Normally you define the dot product (or inner product more generally) with a few conditions that it has to satisfy, and then define two vectors to be orthogonal if their dot product equals 0: <u,v> = 0.
Then Pythagoras's theorem falls out of that - if we have two vectors u, v that are orthogonal, we can use the conditions in the definition of the dot product to prove that ||u + v||^2 = ||u||^2 + ||v||^2 (where ||u|| is the norm of u, defined as sqrt(<u,u>)).
(It's not a hard proof, because the definition of dot product says it's additive in the first slot, meaning <u+v, w> = <u,w> + <v, w>. So it's easy to prove things about sqrt(<u+v, u+v>) by splitting out the u's and v's. It's a bit hard to write this on HN because no mathjax though.)
If you mean you'd start with the axiomatic definition of an inner product space (bilinear, symmetric, positive definite) then I agree that proving that formula is trivial. The problem with a really abstract approach like this is that you haven't actually proved Pythagoras's theorem in Euclidian space. How do you know that the usual definition of dot product satisfies these axioms (or indeed anything does)? How do you show that the "distance" you've defined from the inner product is what we'd expect to be distance (e.g. that it's rotation invariant) or that what you've defined as "orthogonal" from your inner product is related to angle in Euclidean space?
It's not hard to show all that, but by the time you've done it you'll have accidentally proved Pythagoras's theorem along the way. It's like you've gripped on a tube of toothpaste and said "see, there's nothing there" but really you just squeezed it all to the other end.
As a fun illustration of this, note that <x,y> := 2x₁y₁ + x₂y₂ satisfies the axioms but doesn't give you the normal distance measure (e.g. it's not rotationally invariant: |(1,0)| = 2 while |(0,1)| = 1) and has a different notion of "orthogonal".
If you want to prove Pythagoras's theorem on Euclidean space, aren't there about a thousand proofs from that? Including the semi-original from Euclid? I assume it was proved there. And yes of course, you have to start with a bunch of axioms and earlier proofs about Euclidean space, but that's always true isn't it?
> It's not hard to show all that, but by the time you've done it you'll have accidentally proved Pythagoras's theorem along the way. It's like you've gripped on a tube of toothpaste and said "see, there's nothing there" but really you just squeezed it all to the other end.
Funny metaphor. Yes, I don't think you can "simply" prove Pythagoras's theorem without a bunch of background assumptions, it's just that usually these are all assumptions we've already learned (explicitly or implicitly). And if you want to start without assumptions, like in the case of defining inner product space from scratch, then you are by definition starting abstractly and therefore left with the problem of showing this maps onto Euclidean space, somehow.

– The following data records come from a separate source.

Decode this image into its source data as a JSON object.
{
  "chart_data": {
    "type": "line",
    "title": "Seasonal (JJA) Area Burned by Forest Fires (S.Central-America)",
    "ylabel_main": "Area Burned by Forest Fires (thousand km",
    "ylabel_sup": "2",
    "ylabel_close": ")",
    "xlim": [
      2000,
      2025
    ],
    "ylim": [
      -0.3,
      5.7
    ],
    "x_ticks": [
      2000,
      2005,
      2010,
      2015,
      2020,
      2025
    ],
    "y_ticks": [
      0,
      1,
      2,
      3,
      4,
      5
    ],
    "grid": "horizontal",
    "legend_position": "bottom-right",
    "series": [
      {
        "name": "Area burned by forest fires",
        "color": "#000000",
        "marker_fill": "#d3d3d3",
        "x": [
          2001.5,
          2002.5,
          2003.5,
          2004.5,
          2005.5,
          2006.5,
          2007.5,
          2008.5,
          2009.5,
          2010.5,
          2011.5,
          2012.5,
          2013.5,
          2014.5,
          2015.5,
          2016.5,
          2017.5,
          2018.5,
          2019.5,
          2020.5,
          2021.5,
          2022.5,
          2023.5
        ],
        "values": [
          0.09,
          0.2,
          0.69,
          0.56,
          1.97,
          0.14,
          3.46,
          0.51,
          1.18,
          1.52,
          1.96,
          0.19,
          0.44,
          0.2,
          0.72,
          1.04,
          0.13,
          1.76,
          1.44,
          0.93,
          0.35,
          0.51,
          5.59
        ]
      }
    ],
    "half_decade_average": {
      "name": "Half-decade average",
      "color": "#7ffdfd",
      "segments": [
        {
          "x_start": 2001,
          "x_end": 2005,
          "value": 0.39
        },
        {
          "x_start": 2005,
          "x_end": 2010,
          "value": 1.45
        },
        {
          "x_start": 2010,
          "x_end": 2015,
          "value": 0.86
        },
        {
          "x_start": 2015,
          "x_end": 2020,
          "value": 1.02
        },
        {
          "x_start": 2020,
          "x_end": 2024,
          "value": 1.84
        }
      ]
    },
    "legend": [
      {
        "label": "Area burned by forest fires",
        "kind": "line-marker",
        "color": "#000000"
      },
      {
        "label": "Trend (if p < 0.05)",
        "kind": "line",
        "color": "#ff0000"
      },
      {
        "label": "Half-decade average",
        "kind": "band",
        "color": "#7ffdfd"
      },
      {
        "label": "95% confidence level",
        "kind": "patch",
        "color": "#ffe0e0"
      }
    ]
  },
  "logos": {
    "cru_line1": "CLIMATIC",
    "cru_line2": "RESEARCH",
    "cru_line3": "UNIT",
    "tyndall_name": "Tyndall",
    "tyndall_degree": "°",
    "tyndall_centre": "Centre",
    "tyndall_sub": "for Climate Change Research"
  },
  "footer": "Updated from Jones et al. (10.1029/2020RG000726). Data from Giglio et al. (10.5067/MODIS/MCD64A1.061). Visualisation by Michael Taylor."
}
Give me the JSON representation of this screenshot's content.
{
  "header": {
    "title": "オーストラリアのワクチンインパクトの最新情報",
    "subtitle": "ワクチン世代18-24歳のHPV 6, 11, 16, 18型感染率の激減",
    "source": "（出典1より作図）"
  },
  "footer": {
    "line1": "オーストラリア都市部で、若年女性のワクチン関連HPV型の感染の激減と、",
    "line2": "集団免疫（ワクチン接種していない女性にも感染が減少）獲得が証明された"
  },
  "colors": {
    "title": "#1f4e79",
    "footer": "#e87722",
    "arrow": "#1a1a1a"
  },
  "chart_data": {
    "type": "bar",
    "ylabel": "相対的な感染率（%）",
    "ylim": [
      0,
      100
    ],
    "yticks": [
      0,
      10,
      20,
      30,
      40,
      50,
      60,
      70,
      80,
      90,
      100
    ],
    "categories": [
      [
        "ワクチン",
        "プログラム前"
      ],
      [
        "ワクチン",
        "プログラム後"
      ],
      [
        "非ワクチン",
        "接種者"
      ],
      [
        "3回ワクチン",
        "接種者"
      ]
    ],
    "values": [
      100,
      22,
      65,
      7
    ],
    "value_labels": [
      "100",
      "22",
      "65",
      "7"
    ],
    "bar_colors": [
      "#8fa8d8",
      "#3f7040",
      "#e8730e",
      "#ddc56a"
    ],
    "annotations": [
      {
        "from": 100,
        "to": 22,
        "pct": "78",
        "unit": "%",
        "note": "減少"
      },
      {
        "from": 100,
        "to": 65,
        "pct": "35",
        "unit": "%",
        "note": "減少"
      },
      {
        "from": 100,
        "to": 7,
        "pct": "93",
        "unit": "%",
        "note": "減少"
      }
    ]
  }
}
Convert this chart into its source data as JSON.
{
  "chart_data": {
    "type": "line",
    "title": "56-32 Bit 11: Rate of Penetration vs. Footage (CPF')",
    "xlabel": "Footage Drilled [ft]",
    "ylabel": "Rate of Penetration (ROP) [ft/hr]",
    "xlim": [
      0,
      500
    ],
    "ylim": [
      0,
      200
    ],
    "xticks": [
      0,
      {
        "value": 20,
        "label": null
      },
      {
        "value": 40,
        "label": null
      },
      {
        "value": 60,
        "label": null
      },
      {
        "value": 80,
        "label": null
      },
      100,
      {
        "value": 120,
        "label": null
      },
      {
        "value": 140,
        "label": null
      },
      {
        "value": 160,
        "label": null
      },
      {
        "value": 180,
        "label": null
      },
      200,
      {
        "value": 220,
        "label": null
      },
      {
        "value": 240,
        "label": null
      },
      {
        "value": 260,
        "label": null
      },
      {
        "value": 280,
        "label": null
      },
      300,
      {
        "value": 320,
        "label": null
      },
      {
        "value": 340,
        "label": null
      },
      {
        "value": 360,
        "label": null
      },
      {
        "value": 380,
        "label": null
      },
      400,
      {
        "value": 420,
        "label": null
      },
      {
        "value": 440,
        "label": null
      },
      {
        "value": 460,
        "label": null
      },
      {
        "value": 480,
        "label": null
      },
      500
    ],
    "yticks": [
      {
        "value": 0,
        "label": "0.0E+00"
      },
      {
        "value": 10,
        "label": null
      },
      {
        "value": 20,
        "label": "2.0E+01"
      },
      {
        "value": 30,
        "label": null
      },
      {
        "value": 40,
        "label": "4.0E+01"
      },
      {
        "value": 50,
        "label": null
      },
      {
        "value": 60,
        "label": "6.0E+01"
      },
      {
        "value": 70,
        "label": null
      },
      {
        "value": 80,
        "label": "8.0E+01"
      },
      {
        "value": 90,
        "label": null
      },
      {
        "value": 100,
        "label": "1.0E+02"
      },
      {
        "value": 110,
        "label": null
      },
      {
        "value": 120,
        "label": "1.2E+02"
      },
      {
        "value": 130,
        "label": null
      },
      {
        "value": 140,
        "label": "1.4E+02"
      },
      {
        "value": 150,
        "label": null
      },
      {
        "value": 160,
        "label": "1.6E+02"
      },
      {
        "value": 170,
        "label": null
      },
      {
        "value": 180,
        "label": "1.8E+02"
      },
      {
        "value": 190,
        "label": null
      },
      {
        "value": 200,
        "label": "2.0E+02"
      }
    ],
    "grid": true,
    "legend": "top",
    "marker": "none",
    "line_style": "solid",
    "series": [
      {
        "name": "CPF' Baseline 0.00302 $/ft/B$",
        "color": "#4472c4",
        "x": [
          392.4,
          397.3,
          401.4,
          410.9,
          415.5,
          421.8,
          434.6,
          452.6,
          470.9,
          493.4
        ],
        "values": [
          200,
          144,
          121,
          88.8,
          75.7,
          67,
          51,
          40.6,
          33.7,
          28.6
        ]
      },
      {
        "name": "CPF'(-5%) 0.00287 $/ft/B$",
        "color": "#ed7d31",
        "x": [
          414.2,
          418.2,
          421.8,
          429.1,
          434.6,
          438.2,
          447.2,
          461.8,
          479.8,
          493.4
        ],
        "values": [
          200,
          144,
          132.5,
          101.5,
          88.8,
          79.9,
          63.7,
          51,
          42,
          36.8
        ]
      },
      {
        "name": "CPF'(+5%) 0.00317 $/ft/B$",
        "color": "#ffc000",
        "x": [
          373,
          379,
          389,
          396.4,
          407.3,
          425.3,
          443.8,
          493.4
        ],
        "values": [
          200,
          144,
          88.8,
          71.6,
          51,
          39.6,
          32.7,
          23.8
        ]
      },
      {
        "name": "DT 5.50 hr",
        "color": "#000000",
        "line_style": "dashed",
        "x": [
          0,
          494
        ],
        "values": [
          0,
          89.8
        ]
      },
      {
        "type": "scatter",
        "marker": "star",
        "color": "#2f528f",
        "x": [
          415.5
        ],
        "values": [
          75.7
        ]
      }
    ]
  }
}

I agree that there's are lots of proofs of Pythagoras's theorem on Euclidean space. The comment I replied to said that it follows "directly" from the definition of the dot product. That's all I was disagreeing with. They had missed that they were using some or other property of the dot product that was actually proved from Pythagoras in the first place, or some other non-trivial fact about Euclidean geometry.
And I certainly don't mean to imply anything about the importance of abstract inner product spaces. In fact my masters thesis was about Hilbert spaces. And I find it pretty interesting that you can prove something like Pythagoras on the inner product form I mentioned at the end of my last comment.
Ah yes, you're right of course, and I haven't really thought about it in this way before - that either you're based on "real world" geometry, in which case things are a bit harder to prove but make sense, or you're more abstract, in which case you can define things to be easier to prove e.g. Pythagoras, but the complexity is in the mapping between your definitions and the "real world".
> In fact my masters thesis was about Hilbert spaces. And I find it pretty interesting that you can prove something like Pythagoras on the inner product form I mentioned at the end of my last comment.
That's pretty cool, you're definitely more knowledgeable than I am, I'm just a math amateur :)
Then Pythagoras's theorem falls out of that - if we have two vectors u, v that are orthogonal, we can use the conditions in the definition of the dot product to prove that ||u + v||^2 = ||u||^2 + ||v||^2 (where ||u|| is the norm of u, defined as sqrt(<u,u>)).
(It's not a hard proof, because the definition of dot product says it's additive in the first slot, meaning <u+v, w> = <u,w> + <v, w>. So it's easy to prove things about sqrt(<u+v, u+v>) by splitting out the u's and v's. It's a bit hard to write this on HN because no mathjax though.)